Putting in Hard Yards for Mutual Benefit
Three of the Core Team for CCP are in rural mid-north coastal New South Wales this week working on a shared property owned with friends. The approximately 50 acres used to be an organic banana farm. It slopes up a not-too-narrow, not-too-wide valley about 5 kms from the little town of Bowraville. The old packing shed was converted to a rough-and-ready house a couple of decades ago, which acts as home base for the CCP crew and friends.
There are always lots of land-based jobs to be done on a working bee visit like this. This trip's focus has been around the old corrugated iron shed up in the nook end of the valley, above the dam. Three years ago, CCP convener Jana took a real shine to this old shed and spent a couple of weeks on the original working bee cleaning it out. Back then it was filled to the rafters with rotten junk of every description, all on top of a floor covered in 6-12 inches of hard-packed dirt from a mudslide some time before. Shoveling that earth pack out was hard yakker as is said in these parts. Overall, it was back-breaking work and there was no time to clear out the area behind the shed, also full of old furniture, food wrappers, children's toys, and bottles...tons of bottles...
In the intervening time since the original working bee, one of the collective fulfilled his life's dream of purchasing a Bobcat. On this trip we were able to clear out all the trash, load it onto his other amazing toy, a tipper truck, and dispose of it responsibly at the local tip.

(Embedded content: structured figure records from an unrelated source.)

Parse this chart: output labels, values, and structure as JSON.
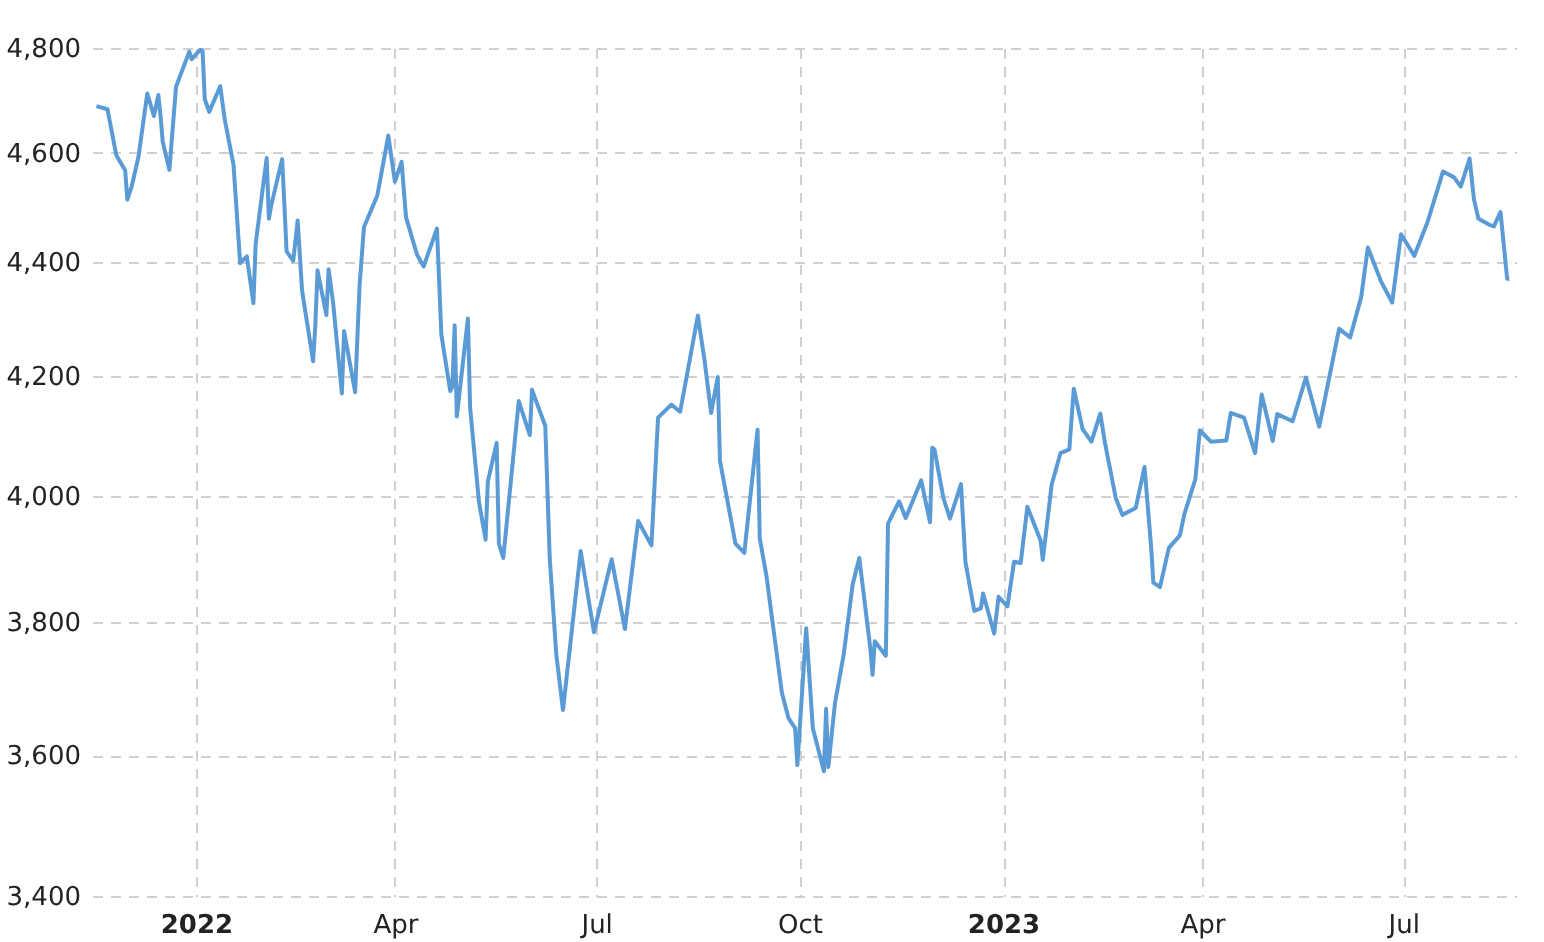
{
  "chart_data": {
    "type": "line",
    "log": true,
    "grid": true,
    "marker": "none",
    "line_style": "solid",
    "xlim": [
      "2021-11-15",
      "2023-08-21"
    ],
    "xticks": [
      {
        "value": "2022-01-01",
        "label": "2022"
      },
      {
        "value": "2022-04-01",
        "label": "Apr"
      },
      {
        "value": "2022-07-01",
        "label": "Jul"
      },
      {
        "value": "2022-10-01",
        "label": "Oct"
      },
      {
        "value": "2023-01-01",
        "label": "2023"
      },
      {
        "value": "2023-04-01",
        "label": "Apr"
      },
      {
        "value": "2023-07-01",
        "label": "Jul"
      }
    ],
    "ylim": [
      3400,
      4800
    ],
    "yticks": [
      {
        "value": 3400,
        "label": "3,400"
      },
      {
        "value": 3600,
        "label": "3,600"
      },
      {
        "value": 3800,
        "label": "3,800"
      },
      {
        "value": 4000,
        "label": "4,000"
      },
      {
        "value": 4200,
        "label": "4,200"
      },
      {
        "value": 4400,
        "label": "4,400"
      },
      {
        "value": 4600,
        "label": "4,600"
      },
      {
        "value": 4800,
        "label": "4,800"
      }
    ],
    "x": [
      "2021-11-17",
      "2021-11-22",
      "2021-11-26",
      "2021-11-30",
      "2021-12-01",
      "2021-12-03",
      "2021-12-06",
      "2021-12-10",
      "2021-12-13",
      "2021-12-15",
      "2021-12-16",
      "2021-12-17",
      "2021-12-20",
      "2021-12-23",
      "2021-12-29",
      "2021-12-30",
      "2022-01-03",
      "2022-01-04",
      "2022-01-05",
      "2022-01-07",
      "2022-01-12",
      "2022-01-14",
      "2022-01-18",
      "2022-01-21",
      "2022-01-24",
      "2022-01-27",
      "2022-01-28",
      "2022-02-02",
      "2022-02-03",
      "2022-02-04",
      "2022-02-09",
      "2022-02-10",
      "2022-02-11",
      "2022-02-14",
      "2022-02-16",
      "2022-02-18",
      "2022-02-23",
      "2022-02-24",
      "2022-02-25",
      "2022-03-01",
      "2022-03-02",
      "2022-03-04",
      "2022-03-08",
      "2022-03-09",
      "2022-03-14",
      "2022-03-16",
      "2022-03-18",
      "2022-03-24",
      "2022-03-29",
      "2022-04-01",
      "2022-04-04",
      "2022-04-06",
      "2022-04-11",
      "2022-04-14",
      "2022-04-20",
      "2022-04-22",
      "2022-04-26",
      "2022-04-27",
      "2022-04-28",
      "2022-04-29",
      "2022-05-04",
      "2022-05-05",
      "2022-05-09",
      "2022-05-12",
      "2022-05-13",
      "2022-05-17",
      "2022-05-18",
      "2022-05-20",
      "2022-05-27",
      "2022-06-01",
      "2022-06-02",
      "2022-06-08",
      "2022-06-10",
      "2022-06-13",
      "2022-06-16",
      "2022-06-24",
      "2022-06-30",
      "2022-07-08",
      "2022-07-14",
      "2022-07-20",
      "2022-07-26",
      "2022-07-29",
      "2022-08-04",
      "2022-08-08",
      "2022-08-16",
      "2022-08-19",
      "2022-08-22",
      "2022-08-25",
      "2022-08-26",
      "2022-09-02",
      "2022-09-06",
      "2022-09-12",
      "2022-09-13",
      "2022-09-16",
      "2022-09-23",
      "2022-09-26",
      "2022-09-29",
      "2022-09-30",
      "2022-10-04",
      "2022-10-07",
      "2022-10-12",
      "2022-10-13",
      "2022-10-14",
      "2022-10-17",
      "2022-10-21",
      "2022-10-25",
      "2022-10-28",
      "2022-11-02",
      "2022-11-03",
      "2022-11-04",
      "2022-11-09",
      "2022-11-10",
      "2022-11-15",
      "2022-11-18",
      "2022-11-25",
      "2022-11-29",
      "2022-11-30",
      "2022-12-01",
      "2022-12-05",
      "2022-12-08",
      "2022-12-13",
      "2022-12-15",
      "2022-12-19",
      "2022-12-22",
      "2022-12-23",
      "2022-12-28",
      "2022-12-30",
      "2023-01-03",
      "2023-01-06",
      "2023-01-09",
      "2023-01-12",
      "2023-01-18",
      "2023-01-19",
      "2023-01-23",
      "2023-01-27",
      "2023-01-31",
      "2023-02-02",
      "2023-02-06",
      "2023-02-10",
      "2023-02-14",
      "2023-02-16",
      "2023-02-21",
      "2023-02-24",
      "2023-03-02",
      "2023-03-06",
      "2023-03-09",
      "2023-03-10",
      "2023-03-13",
      "2023-03-17",
      "2023-03-22",
      "2023-03-24",
      "2023-03-29",
      "2023-03-31",
      "2023-04-05",
      "2023-04-12",
      "2023-04-14",
      "2023-04-20",
      "2023-04-25",
      "2023-04-28",
      "2023-05-03",
      "2023-05-05",
      "2023-05-12",
      "2023-05-18",
      "2023-05-24",
      "2023-05-26",
      "2023-06-02",
      "2023-06-07",
      "2023-06-12",
      "2023-06-15",
      "2023-06-21",
      "2023-06-26",
      "2023-06-30",
      "2023-07-06",
      "2023-07-12",
      "2023-07-19",
      "2023-07-24",
      "2023-07-27",
      "2023-07-31",
      "2023-08-02",
      "2023-08-04",
      "2023-08-09",
      "2023-08-11",
      "2023-08-14",
      "2023-08-17",
      "2023-08-18"
    ],
    "series": [
      {
        "color": "#5b9bd5",
        "values": [
          4688,
          4682,
          4595,
          4567,
          4513,
          4538,
          4592,
          4712,
          4669,
          4709,
          4669,
          4620,
          4568,
          4725,
          4793,
          4778,
          4797,
          4794,
          4701,
          4677,
          4726,
          4663,
          4577,
          4398,
          4410,
          4327,
          4432,
          4590,
          4478,
          4501,
          4588,
          4504,
          4419,
          4402,
          4475,
          4349,
          4226,
          4289,
          4385,
          4306,
          4387,
          4329,
          4171,
          4278,
          4173,
          4358,
          4463,
          4520,
          4632,
          4546,
          4583,
          4481,
          4413,
          4392,
          4460,
          4272,
          4175,
          4183,
          4288,
          4132,
          4300,
          4147,
          3991,
          3930,
          4024,
          4088,
          3924,
          3901,
          4158,
          4101,
          4177,
          4116,
          3901,
          3750,
          3667,
          3912,
          3785,
          3899,
          3790,
          3960,
          3921,
          4130,
          4152,
          4140,
          4305,
          4228,
          4138,
          4199,
          4058,
          3924,
          3909,
          4110,
          3932,
          3873,
          3693,
          3655,
          3640,
          3586,
          3791,
          3640,
          3577,
          3669,
          3583,
          3677,
          3752,
          3859,
          3901,
          3760,
          3720,
          3771,
          3749,
          3956,
          3992,
          3965,
          4026,
          3958,
          4080,
          4077,
          3998,
          3964,
          4020,
          3895,
          3818,
          3822,
          3845,
          3783,
          3840,
          3825,
          3895,
          3893,
          3983,
          3929,
          3898,
          4019,
          4071,
          4077,
          4179,
          4111,
          4090,
          4137,
          4090,
          3997,
          3970,
          3981,
          4048,
          3918,
          3862,
          3855,
          3917,
          3937,
          3971,
          4028,
          4109,
          4090,
          4092,
          4138,
          4130,
          4071,
          4169,
          4091,
          4136,
          4124,
          4198,
          4115,
          4151,
          4282,
          4267,
          4338,
          4426,
          4365,
          4328,
          4450,
          4411,
          4472,
          4565,
          4554,
          4537,
          4589,
          4513,
          4478,
          4467,
          4464,
          4490,
          4370,
          4370
        ]
      }
    ]
  }
}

Although there is no actual "away" when it comes to trash, it is away from here and that is enabling us to work on regeneration of this land.
Except for what the Bobcat can clear in great fell swoops, the sheer scale and scope of the lantana work is overwhelming. It is everywhere and it clings to earth and trees with an unrivalled fierceness.
The team soon realised that it is best approached as a project of Rain Forest Tree Liberation. One tree at a time. Bush cutters, whipper snippers, and secateurs are the tools of the Tree Liberation trade.
In the middle of a heat wave, it's slow going but satisfying work. Once the pile of choking vines is transferred by a mighty tug of war out of the tree and onto the ground (to be mulched with the slashing attachment of the Bobcat), and the base of the vine painted with very localised herbicide, it's possible to feel a real sense of accomplishment and a sense of learning to be present to the planet - this little patch of it at least - in a mutually beneficial manner. Is this the hard-won heart of Ecozoic Living?
So now the land stands bare again, but only for as long as it takes to develop and implement a variety of regeneration plans. Trees, native grasses, permaculture food gardens, and an Ecozoic dwelling are all more possible now that the area is ready to be engaged with an eye towards mutual enhancement of land and the people who belong to it.